Sosok Hakim Djuyamto Disebut Mahfud MD Orang Jujur tapi Dibuang, Kini jadi Tersangka Suap
Menurut Mahfud MD, Djuyamto merupakan hakim ‘bersih' yang disingkirkan karena integritasnya.
Penulis: Fitri Wahyuni | Editor: fitriadi
BANGKAPOS.COM -- Djuyamto disebut sebagai hakim jujur di Indonesia, namun dirinya kini terjerat kasus suap.
Djuyamto disebut sebagai hakim yang terbuang lantaran sistem peradilan yang rusak.
Begitulah penilaian mantan Menteri Koordinator Bidang Politik, Hukum, dan Keamanan (Menko Polhukam) Mahfud MD.
Menurut Mahfud MD, Djuyamto merupakan hakim ‘bersih' yang disingkirkan karena integritasnya.
Diberitakan sebelumnya, Djuyamto ditetapkan sebagai tersangka dalam kasus dugaan suap atau gratifikasi terkait pengurusan perkara korupsi pemberian fasilitas ekspor minyak sawit mentah atau CPO di Pengadilan Negeri Jakarta Pusat.
Djuyamto bersama Agam Syarif Baharuddin (ASB) dan Ali Muhtarom (AL) selaku hakim Pengadilan Negeri (PN) Jakarta Pusat, diduga menerima suap sebesar Rp 22,5 miliar.
Pada saat itu, ketiganya merupakan majelis hakim yang menangani kasus ekspor CPO.
Sosok Djuyamto
Djuyamto merupakan Hakim Tingkat Pertama yang kini bertugas di PN Jakarta Selatan.
Pria yang lahir di Sukoharjo pada 18 Desember 1967 ini meraih gelar Doktor Ilmu Hukum dari Fakultas Hukum Universitas Sebelas Maret Solo (FH UNS).
Sebelum menjadi hakim di PN Jakarta Selatan, Djuyamto sempat bertugas di sejumlah pengadilan lainnya.
Hakim dengan golongan Pembina Utama Muda (IV/c) itu sempat bertugas di PN Tanjungpandan, PN Temanggung, PN Karawang, PN Dompu, PN Bekasi dan PN Jakarta Utara.

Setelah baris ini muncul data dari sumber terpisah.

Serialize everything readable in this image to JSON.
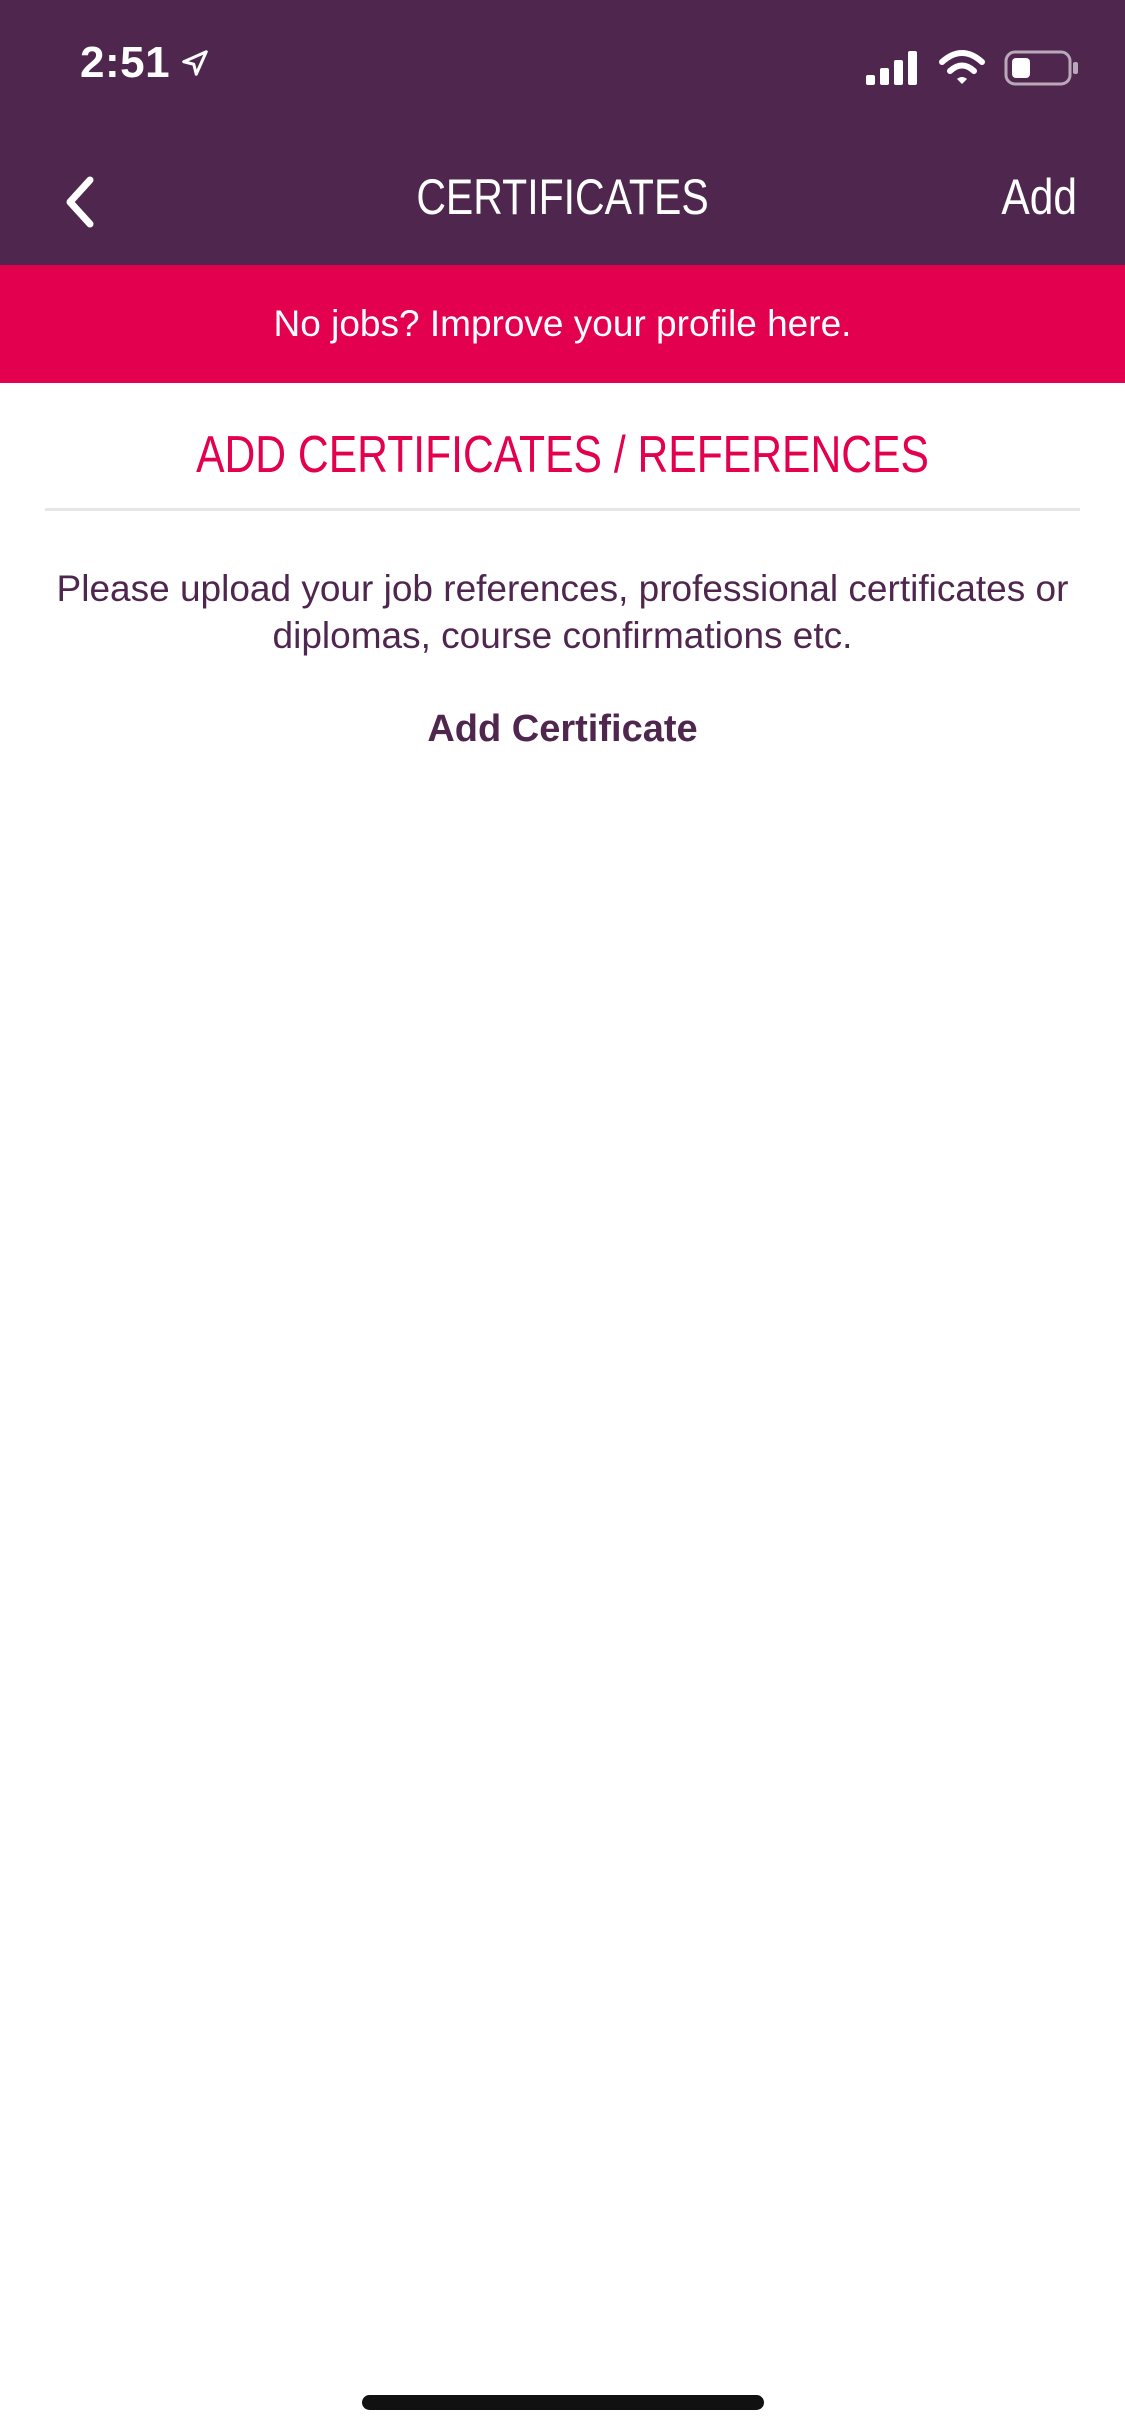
{
  "status_bar": {
    "time": "2:51"
  },
  "nav": {
    "title": "CERTIFICATES",
    "add_label": "Add"
  },
  "banner": {
    "text": "No jobs? Improve your profile here."
  },
  "content": {
    "heading": "ADD CERTIFICATES / REFERENCES",
    "description": "Please upload your job references, professional certificates or diplomas, course confirmations etc.",
    "add_certificate_label": "Add Certificate"
  },
  "colors": {
    "header_bg": "#4f274e",
    "accent": "#e3004f",
    "text_primary": "#4f274e"
  }
}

Dia juga menjabat sebagai Sekretaris Bidang Advokasi Ikatan Hakim Indonesia (Ikahi).
Djuyamto juga sempat menangi sejumlah kasus besar lainnya.
Di antaranya, dia menjadi hakim ketua dalam kasus penyiraman air keras terhadap penyidik Komisi Pemberantasan Korupsi (KPK) Novel Baswedan di PN Jakarta Utara pada Juli 2020.

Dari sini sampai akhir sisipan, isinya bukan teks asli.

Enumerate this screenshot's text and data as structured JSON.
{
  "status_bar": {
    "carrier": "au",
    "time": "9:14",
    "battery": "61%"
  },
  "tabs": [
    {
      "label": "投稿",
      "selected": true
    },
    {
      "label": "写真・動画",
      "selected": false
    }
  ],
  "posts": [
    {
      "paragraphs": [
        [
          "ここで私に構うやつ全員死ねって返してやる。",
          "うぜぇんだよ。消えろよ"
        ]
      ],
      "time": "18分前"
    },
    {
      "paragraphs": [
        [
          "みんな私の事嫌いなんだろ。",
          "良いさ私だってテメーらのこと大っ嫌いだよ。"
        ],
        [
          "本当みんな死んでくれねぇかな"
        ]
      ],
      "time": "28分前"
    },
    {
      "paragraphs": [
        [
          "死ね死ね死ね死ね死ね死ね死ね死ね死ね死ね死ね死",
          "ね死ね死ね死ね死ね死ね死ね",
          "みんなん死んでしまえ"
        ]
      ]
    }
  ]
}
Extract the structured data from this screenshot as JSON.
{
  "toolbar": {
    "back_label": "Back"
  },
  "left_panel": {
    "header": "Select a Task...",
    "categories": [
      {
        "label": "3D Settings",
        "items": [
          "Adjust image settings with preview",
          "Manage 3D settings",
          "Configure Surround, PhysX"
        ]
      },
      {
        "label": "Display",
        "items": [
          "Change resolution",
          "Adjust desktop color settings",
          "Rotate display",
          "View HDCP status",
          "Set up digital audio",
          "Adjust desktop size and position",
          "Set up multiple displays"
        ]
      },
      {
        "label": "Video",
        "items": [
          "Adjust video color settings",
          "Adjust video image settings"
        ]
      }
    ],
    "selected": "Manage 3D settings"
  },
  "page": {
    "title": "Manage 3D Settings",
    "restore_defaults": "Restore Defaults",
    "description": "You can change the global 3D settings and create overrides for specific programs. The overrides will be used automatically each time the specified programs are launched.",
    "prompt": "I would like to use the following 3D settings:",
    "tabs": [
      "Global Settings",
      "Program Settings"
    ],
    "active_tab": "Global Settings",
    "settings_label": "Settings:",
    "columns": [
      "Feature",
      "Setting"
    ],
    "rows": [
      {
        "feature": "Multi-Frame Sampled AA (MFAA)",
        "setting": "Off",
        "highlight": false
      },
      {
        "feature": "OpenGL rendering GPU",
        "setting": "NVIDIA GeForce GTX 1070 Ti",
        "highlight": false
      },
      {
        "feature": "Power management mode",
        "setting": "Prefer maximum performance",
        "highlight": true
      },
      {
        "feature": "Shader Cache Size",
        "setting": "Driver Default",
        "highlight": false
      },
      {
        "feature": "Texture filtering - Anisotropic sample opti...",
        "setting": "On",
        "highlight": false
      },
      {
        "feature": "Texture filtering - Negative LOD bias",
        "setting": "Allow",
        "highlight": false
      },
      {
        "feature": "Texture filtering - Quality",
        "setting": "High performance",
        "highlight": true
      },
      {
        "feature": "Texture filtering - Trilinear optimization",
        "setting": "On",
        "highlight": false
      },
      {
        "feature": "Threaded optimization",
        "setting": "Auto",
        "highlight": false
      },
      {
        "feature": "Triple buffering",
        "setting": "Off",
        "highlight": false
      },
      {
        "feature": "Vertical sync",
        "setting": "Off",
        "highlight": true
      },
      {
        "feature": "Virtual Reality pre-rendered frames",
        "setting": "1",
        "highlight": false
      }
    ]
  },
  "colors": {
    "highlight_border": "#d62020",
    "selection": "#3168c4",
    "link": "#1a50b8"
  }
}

Dalam kasus itu, Djuyamto memvonis dua pelaku dengan dua tahun dan satu tahun enam bulan penjara.
Beberapa waktu lalu, Djuyamto juga menjadi hakim tunggal yang memutus praperadilan Sekretaris Jenderal Partai Demokrasi Indonesia (PDIP) Hasto Kristiyanto di PN Jakarta Selatan.

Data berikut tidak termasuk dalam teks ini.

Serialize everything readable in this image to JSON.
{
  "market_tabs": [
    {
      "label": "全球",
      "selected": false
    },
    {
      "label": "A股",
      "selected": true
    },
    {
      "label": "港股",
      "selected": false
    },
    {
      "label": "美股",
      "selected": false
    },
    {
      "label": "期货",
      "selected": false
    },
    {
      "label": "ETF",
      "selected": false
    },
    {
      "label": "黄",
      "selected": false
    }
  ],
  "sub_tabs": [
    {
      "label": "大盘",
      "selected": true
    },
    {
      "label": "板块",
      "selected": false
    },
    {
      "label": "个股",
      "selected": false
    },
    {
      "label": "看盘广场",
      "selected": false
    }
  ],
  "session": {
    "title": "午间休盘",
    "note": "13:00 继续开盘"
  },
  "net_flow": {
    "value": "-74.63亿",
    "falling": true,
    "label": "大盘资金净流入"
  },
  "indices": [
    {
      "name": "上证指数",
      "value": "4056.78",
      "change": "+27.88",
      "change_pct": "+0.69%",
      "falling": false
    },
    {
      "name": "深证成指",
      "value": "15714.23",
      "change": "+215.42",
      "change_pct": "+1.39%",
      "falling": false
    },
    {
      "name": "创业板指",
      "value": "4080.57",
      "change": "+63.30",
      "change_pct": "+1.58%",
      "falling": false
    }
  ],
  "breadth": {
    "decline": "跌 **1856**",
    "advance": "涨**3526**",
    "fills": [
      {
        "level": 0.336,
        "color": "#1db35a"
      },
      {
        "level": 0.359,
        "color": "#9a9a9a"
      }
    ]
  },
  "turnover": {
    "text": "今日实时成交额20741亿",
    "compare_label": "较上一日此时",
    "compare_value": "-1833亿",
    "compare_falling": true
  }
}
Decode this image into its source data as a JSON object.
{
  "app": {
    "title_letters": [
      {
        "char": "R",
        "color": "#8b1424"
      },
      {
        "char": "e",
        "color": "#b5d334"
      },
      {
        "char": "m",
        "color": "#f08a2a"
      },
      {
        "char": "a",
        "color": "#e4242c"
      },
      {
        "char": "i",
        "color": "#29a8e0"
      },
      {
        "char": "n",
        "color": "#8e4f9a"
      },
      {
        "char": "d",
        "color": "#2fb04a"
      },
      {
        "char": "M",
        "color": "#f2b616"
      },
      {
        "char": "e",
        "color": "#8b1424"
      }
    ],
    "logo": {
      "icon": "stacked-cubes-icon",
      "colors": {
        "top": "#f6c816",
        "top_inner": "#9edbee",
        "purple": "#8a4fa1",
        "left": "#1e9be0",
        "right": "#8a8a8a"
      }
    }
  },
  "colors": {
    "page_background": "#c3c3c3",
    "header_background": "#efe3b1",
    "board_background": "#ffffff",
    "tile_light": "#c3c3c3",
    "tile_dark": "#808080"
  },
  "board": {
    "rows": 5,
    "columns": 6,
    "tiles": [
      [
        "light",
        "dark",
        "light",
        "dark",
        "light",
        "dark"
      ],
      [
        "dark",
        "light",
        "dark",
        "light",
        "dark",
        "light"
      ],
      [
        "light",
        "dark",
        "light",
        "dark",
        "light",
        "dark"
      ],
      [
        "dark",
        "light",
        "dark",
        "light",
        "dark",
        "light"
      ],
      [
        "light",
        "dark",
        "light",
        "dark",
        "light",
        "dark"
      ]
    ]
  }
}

Dalam putusan praperadilan itu Djuyamto menolak permohonan praperadilan Hasto.
Akibatnya status tersangka Hasto saat itu tetap dinyatakan sah dan persidangan mengenai perkara suap serta perintangan penyidikan politikus PDIP itu diteruskan.
Jadi Tersangka Kasus Suap
Hakim Djuyamto ditetapkan sebagai tersangka kasus suap vonis lepas kasus ekspor crude palm oil (CPO) di tiga perusahaan yaitu Wilmar Group, Permata Hijau Group, dan Musim Mas Group.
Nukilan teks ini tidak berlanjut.